1.“I can bear anything for Jesus while His everlasting arms are underneath me.”
“When we are in a battle, we must expect calamities. . . . I can bear anything for Jesus while His everlasting arms are underneath me” (Autobiography 4:256).
2. “Every reputation that has been obscured by the clouds of reproach, for Christ’s sake, shall be rendered glorious.”
“There will be a resurrection of characters as well as of persons. Every reputation that has been obscured by the clouds of reproach, for Christ’s sake, shall be rendered glorious when the righteous shall ‘shine forth as the sun in the Kingdom of their Father’” (Autobiography 4:253).
3. “Let me be on my guard when the world puts on a loving face, for it will, if possible, betray me as it did my master, with a kiss.”
“Let me be on my guard when the world puts on a loving face, for it will, if possible, betray me as it did my Master, with a kiss. Whenever a man is about to stab religion, he usually professes very great reverence for it” (Morning and Evening, March 25, Morning).
4. “If you will trust yourselves with the Saviour, he cannot betray or deceive your trust.”
“If you will trust yourselves with the Saviour, he cannot betray or deceive your trust. . . . If we can trust him with our souls we have a hold upon him which he will not shake off, but he will bless us – yea, he will bless us eternally” (MTP 24:204).
5. “[Jesus] is a confidant who never can betray us, a friend who never will refuse us.”
“In all trouble send a message to Jesus, and do not keep your misery to yourself. In his case there is no need of reserve, there is no fear of his treating you with cold pride, or heartless indifference, or cruel treachery. He is a confidant who never can betray us, a friend who never will refuse us” (MTP 26:74).
6. “Oh, the joy of having Christ to go to!”
“Oh, the joy of having Christ to go to! All other friends will sometimes be unfriendly, and the best of them must part with you at your decease, or you with them when they depart out of this world unto the Father; but your Lord will never, never leave you, he will abide with you, and death shall only draw him nearer, for then you shall see his face, and his name shall be in your forehead, and you shall be with him where he is to behold his glory for ever and ever” (MTP 16:281).

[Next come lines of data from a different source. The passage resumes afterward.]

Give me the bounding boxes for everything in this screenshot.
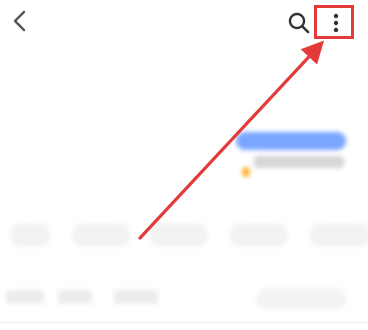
meta-item <box>58 290 92 304</box>
divider <box>0 322 368 323</box>
tag[interactable] <box>10 223 50 247</box>
search-icon[interactable] <box>286 10 312 36</box>
tag[interactable] <box>230 223 288 247</box>
article-meta <box>6 288 368 310</box>
tag[interactable] <box>310 223 368 247</box>
meta-item <box>114 290 158 304</box>
badge <box>236 132 346 150</box>
tag[interactable] <box>72 223 130 247</box>
top-toolbar <box>0 0 368 46</box>
tag-row <box>10 221 368 251</box>
indicator-dot <box>242 167 250 177</box>
blurred-thumbnail <box>236 132 348 182</box>
chevron-left-icon[interactable] <box>6 6 36 36</box>
placeholder-line <box>254 156 344 168</box>
follow-button[interactable] <box>256 288 346 310</box>
meta-item <box>6 290 44 304</box>
tag[interactable] <box>150 223 208 247</box>
highlight-box <box>314 5 354 39</box>
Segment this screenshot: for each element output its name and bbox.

7. “Confidence in man will betray your hopes, but faith in God will enrich you beyond your expectations.”
“It is frightfully easy for the heart to rely upon man, as we know right well! . . . [C]onfidence in man will betray your hopes, but faith in God will enrich you beyond your expectations. May our heart always keep to that – trusting God; trusting in God alone” (MTP 24:392).
8. “Be prepared for anything so long as you can stand fast by him who bought you with his precious blood.”
“Be ready for a bad name; be willing to be called a bigot; be prepared for loss of friendships; be prepared for anything so long as you can stand fast by him who bought you with his precious blood. . . . God give you courage, more and more of it, through faith in himself! May you be willing to put your religion to every proper test, the test of life, and the test of death, too!” (MTP 39:31)
9. “Let us not marvel when we are called to tread the road which is marked by his pierced feet.”
“Our blessed Lord had to endure at its worst the deceit and faithlessness of a favoured disciple; let us not marvel when we are called to tread the road which is marked by his pierced feet” (Treasury of David 3:19).
10. “Let us admire the superlative love of Jesus.”
“Now, then, what shall I say in conclusion, but just this: let us admire the superlative love of Jesus. O love, love, what hast thou done! What hast thou done! Thou art omnipotent in suffering. Few of us can bear pain, perhaps, fewer still of us can bear misrepresentation, slander, and ingratitude. These are horrible hornets which sting as with fire: men have been driven to madness by cruel scandals which have been distilled from venomous tongues. Christ throughout life, bore these and other sufferings. Let us love him, as we think of how much he must have loved us” (MTP 19:131).